IMF’in geçtiğimiz Ekim ayında yayınladığı küresel ekonomi raporunda “kamu yatırımlarına öncelik”, “şirketlerin ve zenginlerin vergi oranlarının artırılması” gibi ‘sosyal-demokrat’ politikalar önerilmiş; Korkut Boratav bunu, “neoliberal yobazlığa” karşı, “Keynes’gil maliye politikalarını sol doğrultuda genişleten bir söylem” olarak değerlendirmişti. (1) TÜSİAD sermayesi, IMF ve ABD politikalarıyla paralel şekilde, hatta bir adım daha ileri gidip doğrudan ‘sosyal-demokrat’ ifadesini kullanarak küresel kapitalist stratejiyle uyumunu da vurgulamış oluyor böylelikle…
* * *
TÜSİAD’ın 50. yılına denk gelen genel kuruldaki konuşmalar ve ‘atmosfer’ Türkiye kapitalizminin içinde bulunduğu çetrefil durumu anlamak için pek çok işaret ve parola içeriyordu.
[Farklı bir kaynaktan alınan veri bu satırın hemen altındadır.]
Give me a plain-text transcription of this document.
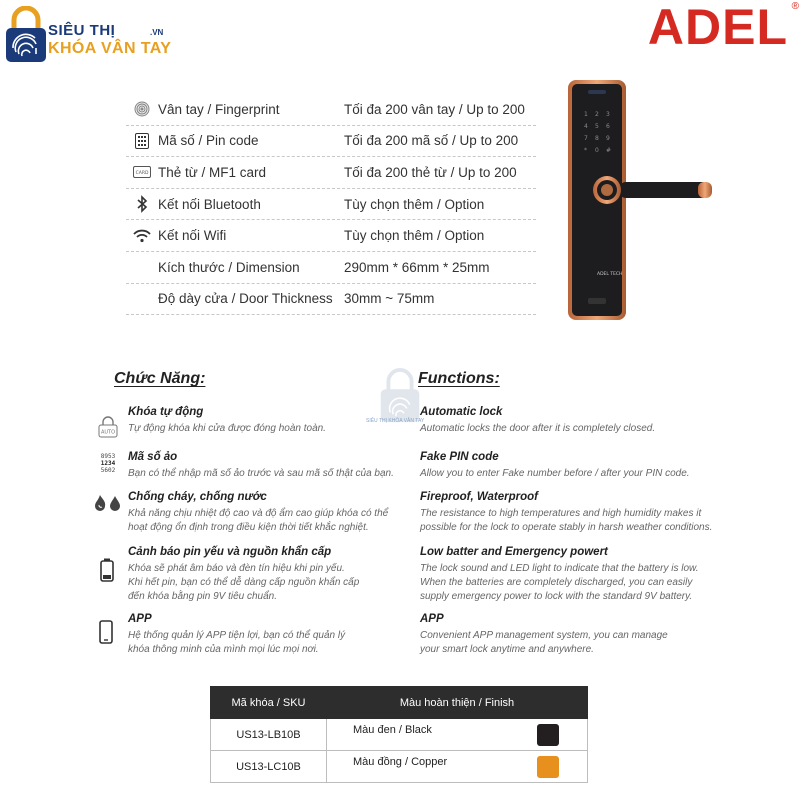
SIÊU THỊ	.VN
KHÓA VÂN TAY	ADEL ®
Vân tay / Fingerprint	Tối đa 200 vân tay / Up to 200
Mã số / Pin code	Tối đa 200 mã số / Up to 200
CARD Thẻ từ / MF1 card	Tối đa 200 thẻ từ / Up to 200
Kết nối Bluetooth	Tùy chọn thêm / Option
Kết nối Wifi	Tùy chọn thêm / Option
Kích thước / Dimension	290mm * 66mm * 25mm
Độ dày cửa / Door Thickness 30mm ~ 75mm
1 2 3
4 5 6
7 8 9
* 0 #
ADEL TECH
Chức Năng:	Functions:
SIÊU THỊ KHÓA VÂN TAY
AUTO
8953
1234
5602
Khóa tự động
Tự động khóa khi cửa được đóng hoàn toàn.
Mã số ảo
Bạn có thể nhập mã số ảo trước và sau mã số thật của bạn.
Chống cháy, chống nước
Khả năng chịu nhiệt độ cao và độ ẩm cao giúp khóa có thể
hoạt động ổn định trong điều kiện thời tiết khắc nghiệt.
Cảnh báo pin yếu và nguồn khẩn cấp
Khóa sẽ phát âm báo và đèn tín hiệu khi pin yếu.
Khi hết pin, bạn có thể dễ dàng cấp nguồn khẩn cấp
đến khóa bằng pin 9V tiêu chuẩn.
APP
Hệ thống quản lý APP tiện lợi, bạn có thể quản lý
khóa thông minh của mình mọi lúc mọi nơi.
Automatic lock
Automatic locks the door after it is completely closed.
Fake PIN code
Allow you to enter Fake number before / after your PIN code.
Fireproof, Waterproof
The resistance to high temperatures and high humidity makes it
possible for the lock to operate stably in harsh weather conditions.
Low batter and Emergency powert
The lock sound and LED light to indicate that the battery is low.
When the batteries are completely discharged, you can easily
supply emergency power to lock with the standard 9V battery.
APP
Convenient APP management system, you can manage
your smart lock anytime and anywhere.
Mã khóa / SKU	Màu hoàn thiện / Finish
US13-LB10B	Màu đen / Black

US13-LC10B	Màu đồng / Copper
Ama genel çerçeveye bakınca özellikle dikkat çeken bir başka nokta, Türkiye’nin bugününün 70’lere benzetilmesi oldu. Özilhan, “Bugün ile 1970’ler arasında ciddi paralellikler var. Bundan 50 sene öncesi gibi bugün de ekonomik ve toplumsal dinamikler bir dönüşümün eşiğinde olduğumuzu düşündürecek biçimde hız kazanmış durumda” diyor açıkça. Ve TÜSİAD’ın 1972 çalışma raporundan şu alıntıyı yapıyor:
“Türk müteşebbisi toplumumuzun ileri bir refah toplumuna dönüşmesinde, başka hiçbir şekilde yeri doldurulamayacak önemli bir görev yüklenmiş bulunmaktadır. Ne var ki Türk toplumu artık müteşebbislerden bunun çok ötesinde başka görevler yüklenilmesini ve her gün daha büyük bir ağırlık kazanan sosyal sorunların çözümünde daha şuurlu ve aktif bir rol alınmasını beklemektedir.”
Bu ‘epik’ alıntı, Türkiye’nin içinde bulunduğu koşullarda büyük burjuvazinin bile kendi ‘şanlı tarihi’ne gönderme yaparak motivasyon araması diye de yorumlanabilir, haklı biçimde. Ama bunun yanında ve daha önemli olarak, geleneksel ‘Türk müteşebbisleri’, kendi tarihsel koşulları ve Türkiye kapitalizmindeki fonksiyonları hakkında bir hatırlatma yapmaktadır. 60’lar nasıl tarımsal ve ticari kapitalizmin sanayi burjuvazisi lehine yenilgiye uğradığı ve Türkiye’nin hızla bir sanayi toplumuna doğru evrildiği yıllarsa, 70’ler de bu burjuva toplumunun bağrındaki sınıf çelişkilerinin ve artık bir siyasal aktör olarak da ortaya çıkmış işçi sınıfının taraf olduğu açık sınıf savaşlarının damga vurduğu yıllardır. TÜSİAD’ın kuruluşunun, 12 Mart darbesinin bir ay sonrasına denk gelmesi (Nisan 1971) tesadüf değildir. 12 Mart, işçi sınıfı ile yoksul köylü ve gençlik hareketlerinin devrimci bir zeminde yükselip birleşme eğilimine karşı kanlı bir karşı-devrimdir. 27 Mayıs’ın tarımsal ve ticari kapitalizmin sanayi kapitalizmine dönüşümüne dair bir işlevde olması gibi 12 Mart da bu sanayi burjuvazisinin kendi düzeninin yol açtığı devrimci potansiyeli ezme işlevindedir. Dönemin Genelkurmay Başkanı Memduh Tağmaç’ın darbenin koşullarına ilişkin sözleri bu açıdan su gibi berraktır: “Sosyal uyanış ekonomik gelişmeyi aşmıştı…” (2)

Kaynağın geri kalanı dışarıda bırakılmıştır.